Clive Barker meets Jacqueline Boyer. Un jeune couple américain spécialisé dans l’urbex (exploration urbaine) décide d’aller explorer une maison réputée hantée qui a été ensevelie sous un lac artificiel. Mais celle-ci semble se refermer sur eux et le couple se retrouve prisonnier de cet endroit chargé des plus sombres histoires…
Le meilleur film du duo. Pas invité aux projections presse mais pas rancunier pour autant (on rappelle notre mail aux attachés de presse: redaction@chaosreign.fr), on attendait avec impatience le retour des deux fifous qui avaient signé avec leur premier long-métrage À L’intérieur, un uppercut chaos au cinéma de genre français. Après le très dispensable Leatherface et leur Kandisha encore inédit, voilà que le duo nous propose The Deep House, que nous avons rattrapé en salles, avec les d’jeunes pendant la fête du cinéma. Et la surprise fut assez bonne.
Basé sur un concept à la fois simple et inédit de maison hantée engloutie au fond d’un lac où sont piégés deux youtubeurs en couple (et cons comme la lune, faut le dire), le résultat, bien que parfois un peu brouillon, rêvet des allures de train-fantôme jouissif, sans prétention et très efficace. Alternant avec aisance les prises de vue traditionnelles et le style found footage, le duo réussit haut la main son cahier des charges, à savoir instiller une tension permanente dans une ambiance claustrophobe où tout devient source d’angoisse. Table et piano lévitant dans l’eau trouble, poupées et marionnettes flippantes, psychopathes zombies et enfants morts, on croirait presque assister à une version aqueuse de Livide, second long métrage d’Alexandre Bustillo et Julien Maury.
Pour ceux qui les suivent depuis le début, il est intéressant de voir comment progressivement, film après film, le duo conserve une imagerie horrifique très européenne (citations en pagaille et assumées à Fulci, Argento…) tout en s’américanisant de plus en plus dans leur narration.

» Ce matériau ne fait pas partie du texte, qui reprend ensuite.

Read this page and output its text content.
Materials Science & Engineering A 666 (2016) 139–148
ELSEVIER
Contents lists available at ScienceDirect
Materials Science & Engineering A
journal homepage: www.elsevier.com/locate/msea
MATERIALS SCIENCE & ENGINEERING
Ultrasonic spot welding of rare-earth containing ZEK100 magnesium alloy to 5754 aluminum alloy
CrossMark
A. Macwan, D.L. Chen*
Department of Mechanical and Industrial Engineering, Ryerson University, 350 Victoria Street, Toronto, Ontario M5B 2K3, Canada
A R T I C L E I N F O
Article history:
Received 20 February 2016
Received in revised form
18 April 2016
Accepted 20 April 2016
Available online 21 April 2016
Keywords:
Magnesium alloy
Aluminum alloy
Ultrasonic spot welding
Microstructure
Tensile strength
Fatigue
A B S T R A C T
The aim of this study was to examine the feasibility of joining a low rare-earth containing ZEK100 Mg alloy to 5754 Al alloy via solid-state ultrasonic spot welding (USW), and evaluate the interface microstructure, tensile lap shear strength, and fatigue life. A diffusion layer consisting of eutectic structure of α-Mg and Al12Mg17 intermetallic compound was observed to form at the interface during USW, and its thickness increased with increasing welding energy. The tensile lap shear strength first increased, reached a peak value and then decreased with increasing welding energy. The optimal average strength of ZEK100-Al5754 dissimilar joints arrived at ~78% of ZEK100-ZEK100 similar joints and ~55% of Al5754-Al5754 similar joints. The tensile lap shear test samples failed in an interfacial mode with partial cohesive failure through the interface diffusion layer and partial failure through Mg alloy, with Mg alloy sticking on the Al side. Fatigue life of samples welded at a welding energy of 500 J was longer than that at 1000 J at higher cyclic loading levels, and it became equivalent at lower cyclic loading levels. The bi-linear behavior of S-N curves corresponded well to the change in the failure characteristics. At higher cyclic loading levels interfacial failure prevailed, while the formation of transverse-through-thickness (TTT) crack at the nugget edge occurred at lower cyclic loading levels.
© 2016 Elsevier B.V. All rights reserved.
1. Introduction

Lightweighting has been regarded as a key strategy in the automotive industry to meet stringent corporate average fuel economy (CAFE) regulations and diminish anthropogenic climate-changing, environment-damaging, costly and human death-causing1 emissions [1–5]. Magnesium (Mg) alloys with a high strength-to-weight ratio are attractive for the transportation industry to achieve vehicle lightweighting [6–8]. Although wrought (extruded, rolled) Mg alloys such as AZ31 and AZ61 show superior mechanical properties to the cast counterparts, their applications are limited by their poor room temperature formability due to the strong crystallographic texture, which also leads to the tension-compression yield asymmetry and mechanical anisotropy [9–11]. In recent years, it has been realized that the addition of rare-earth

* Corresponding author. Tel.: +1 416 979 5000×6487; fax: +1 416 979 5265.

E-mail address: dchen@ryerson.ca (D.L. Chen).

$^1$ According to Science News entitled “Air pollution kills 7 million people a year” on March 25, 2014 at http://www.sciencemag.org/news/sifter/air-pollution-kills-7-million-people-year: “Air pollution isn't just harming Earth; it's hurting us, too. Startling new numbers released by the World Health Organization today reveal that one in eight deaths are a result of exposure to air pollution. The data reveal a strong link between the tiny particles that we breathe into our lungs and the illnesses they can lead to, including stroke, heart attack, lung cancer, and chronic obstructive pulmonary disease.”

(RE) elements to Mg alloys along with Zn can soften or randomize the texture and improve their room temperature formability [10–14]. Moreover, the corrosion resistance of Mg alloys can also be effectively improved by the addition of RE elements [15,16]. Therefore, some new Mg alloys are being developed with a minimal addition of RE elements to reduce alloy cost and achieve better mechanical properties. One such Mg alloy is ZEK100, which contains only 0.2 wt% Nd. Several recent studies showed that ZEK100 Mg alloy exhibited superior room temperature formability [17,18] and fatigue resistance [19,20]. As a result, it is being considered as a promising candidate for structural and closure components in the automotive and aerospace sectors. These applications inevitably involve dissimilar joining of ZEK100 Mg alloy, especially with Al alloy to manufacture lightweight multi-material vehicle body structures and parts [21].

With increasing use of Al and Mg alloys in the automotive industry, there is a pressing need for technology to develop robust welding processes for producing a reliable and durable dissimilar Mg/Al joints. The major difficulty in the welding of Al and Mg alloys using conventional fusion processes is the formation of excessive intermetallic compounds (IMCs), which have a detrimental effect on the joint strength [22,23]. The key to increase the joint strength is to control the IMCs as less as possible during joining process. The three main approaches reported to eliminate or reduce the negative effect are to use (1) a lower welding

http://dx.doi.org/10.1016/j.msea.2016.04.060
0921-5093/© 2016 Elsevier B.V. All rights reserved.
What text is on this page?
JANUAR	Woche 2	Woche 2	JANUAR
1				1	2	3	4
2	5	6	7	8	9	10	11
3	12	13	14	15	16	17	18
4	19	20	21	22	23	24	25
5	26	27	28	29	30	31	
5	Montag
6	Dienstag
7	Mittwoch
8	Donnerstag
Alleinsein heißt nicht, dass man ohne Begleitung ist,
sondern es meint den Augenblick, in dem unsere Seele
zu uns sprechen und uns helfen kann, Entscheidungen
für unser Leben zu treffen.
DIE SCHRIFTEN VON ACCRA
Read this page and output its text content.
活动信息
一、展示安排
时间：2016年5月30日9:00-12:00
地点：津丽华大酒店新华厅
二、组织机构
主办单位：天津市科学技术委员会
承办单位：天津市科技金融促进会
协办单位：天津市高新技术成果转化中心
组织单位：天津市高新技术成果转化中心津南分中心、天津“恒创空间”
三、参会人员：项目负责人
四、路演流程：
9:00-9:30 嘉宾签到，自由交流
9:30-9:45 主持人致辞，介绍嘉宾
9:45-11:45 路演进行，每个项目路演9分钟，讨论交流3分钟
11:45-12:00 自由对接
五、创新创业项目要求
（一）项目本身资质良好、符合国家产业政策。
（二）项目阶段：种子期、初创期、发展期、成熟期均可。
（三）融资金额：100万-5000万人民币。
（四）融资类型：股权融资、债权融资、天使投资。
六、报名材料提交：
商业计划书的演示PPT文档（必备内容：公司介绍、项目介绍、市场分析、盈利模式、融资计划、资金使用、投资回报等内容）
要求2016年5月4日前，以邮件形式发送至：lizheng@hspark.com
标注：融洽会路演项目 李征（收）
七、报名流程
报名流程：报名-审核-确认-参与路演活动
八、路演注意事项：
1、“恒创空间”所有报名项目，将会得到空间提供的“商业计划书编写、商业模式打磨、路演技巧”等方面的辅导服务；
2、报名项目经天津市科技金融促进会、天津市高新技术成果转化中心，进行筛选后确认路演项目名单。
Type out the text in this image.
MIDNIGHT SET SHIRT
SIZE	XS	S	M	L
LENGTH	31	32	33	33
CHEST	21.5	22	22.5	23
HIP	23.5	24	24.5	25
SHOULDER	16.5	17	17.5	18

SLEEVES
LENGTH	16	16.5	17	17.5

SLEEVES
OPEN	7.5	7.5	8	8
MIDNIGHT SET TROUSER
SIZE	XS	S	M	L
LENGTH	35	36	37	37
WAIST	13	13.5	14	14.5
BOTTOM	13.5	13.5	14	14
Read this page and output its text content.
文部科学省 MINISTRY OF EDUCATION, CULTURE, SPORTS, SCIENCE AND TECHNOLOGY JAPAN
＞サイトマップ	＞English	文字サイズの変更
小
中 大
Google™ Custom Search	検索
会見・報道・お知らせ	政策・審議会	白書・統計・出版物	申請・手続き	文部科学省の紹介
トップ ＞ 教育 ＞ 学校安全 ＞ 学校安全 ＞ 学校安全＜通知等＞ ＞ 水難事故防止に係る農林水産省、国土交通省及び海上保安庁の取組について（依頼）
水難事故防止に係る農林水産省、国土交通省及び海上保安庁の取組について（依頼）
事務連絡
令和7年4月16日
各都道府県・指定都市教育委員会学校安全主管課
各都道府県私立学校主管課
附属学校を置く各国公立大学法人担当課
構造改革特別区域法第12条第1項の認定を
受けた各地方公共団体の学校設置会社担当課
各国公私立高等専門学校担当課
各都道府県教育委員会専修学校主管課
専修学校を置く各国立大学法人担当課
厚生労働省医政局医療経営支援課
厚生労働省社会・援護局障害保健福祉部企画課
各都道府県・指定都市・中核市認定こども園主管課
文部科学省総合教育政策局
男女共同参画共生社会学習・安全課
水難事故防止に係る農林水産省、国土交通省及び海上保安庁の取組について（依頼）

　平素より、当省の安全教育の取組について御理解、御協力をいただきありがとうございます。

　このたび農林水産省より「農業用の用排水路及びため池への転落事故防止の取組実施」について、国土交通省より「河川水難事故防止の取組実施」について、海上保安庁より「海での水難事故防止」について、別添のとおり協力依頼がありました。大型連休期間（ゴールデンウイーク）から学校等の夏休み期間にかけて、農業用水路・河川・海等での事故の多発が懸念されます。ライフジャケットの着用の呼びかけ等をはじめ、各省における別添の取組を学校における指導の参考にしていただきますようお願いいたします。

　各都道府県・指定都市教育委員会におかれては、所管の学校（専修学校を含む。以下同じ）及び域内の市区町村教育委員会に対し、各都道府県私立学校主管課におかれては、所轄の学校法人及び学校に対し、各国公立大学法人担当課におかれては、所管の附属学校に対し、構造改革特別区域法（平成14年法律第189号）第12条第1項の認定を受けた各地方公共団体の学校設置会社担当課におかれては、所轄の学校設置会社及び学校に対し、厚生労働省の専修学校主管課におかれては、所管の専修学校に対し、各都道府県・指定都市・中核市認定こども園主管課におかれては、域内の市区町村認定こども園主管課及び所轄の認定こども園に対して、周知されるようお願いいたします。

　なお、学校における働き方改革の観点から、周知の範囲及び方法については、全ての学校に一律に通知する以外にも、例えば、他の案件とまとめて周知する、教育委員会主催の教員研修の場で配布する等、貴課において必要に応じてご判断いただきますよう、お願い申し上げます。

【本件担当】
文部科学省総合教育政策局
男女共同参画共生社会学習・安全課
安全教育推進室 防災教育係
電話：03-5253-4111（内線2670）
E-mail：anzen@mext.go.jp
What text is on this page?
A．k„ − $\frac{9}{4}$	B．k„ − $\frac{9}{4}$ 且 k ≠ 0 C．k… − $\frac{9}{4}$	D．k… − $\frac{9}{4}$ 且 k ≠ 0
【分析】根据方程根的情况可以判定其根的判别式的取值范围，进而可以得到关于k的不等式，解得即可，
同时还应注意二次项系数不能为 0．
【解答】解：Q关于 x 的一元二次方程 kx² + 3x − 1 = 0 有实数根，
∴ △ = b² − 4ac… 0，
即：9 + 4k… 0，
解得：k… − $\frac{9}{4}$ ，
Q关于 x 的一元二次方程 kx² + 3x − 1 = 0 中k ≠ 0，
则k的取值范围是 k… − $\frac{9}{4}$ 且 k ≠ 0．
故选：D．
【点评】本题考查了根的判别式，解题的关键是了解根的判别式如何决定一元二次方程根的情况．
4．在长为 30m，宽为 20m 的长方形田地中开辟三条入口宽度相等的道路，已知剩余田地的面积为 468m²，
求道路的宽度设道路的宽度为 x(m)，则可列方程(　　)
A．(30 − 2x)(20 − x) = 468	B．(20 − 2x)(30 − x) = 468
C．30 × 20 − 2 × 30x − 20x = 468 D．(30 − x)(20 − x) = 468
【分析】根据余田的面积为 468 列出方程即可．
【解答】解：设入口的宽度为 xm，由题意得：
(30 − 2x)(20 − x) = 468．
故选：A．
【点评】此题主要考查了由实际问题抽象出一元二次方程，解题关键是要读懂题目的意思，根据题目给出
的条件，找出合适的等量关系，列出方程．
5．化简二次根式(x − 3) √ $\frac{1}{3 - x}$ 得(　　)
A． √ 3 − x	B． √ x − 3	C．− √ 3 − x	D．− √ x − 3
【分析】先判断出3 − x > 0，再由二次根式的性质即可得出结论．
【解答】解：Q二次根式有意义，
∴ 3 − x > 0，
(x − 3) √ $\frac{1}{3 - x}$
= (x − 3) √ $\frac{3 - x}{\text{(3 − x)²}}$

Si l’équilibre de À l’intérieur reposait sur la perf de BéaBombe face à la non moins méritante Alysson Paradis, ici les deux protagonistes principaux (Camille Rowe et James Jagger, expressifs comme des harengs) semblent surtout prétextes à l’exploration de la terrifiante bâtisse, véritable personnage à part entière du film. La séquence post-générique suggérant fortement une suite, on ne peut qu’espérer aux réalisateurs le succès qu’avait connu un autre duo de réalisateurs (espagnols, cette fois): Jaume Balaguero et Paco Plaza avec [REC] (2007). G.C.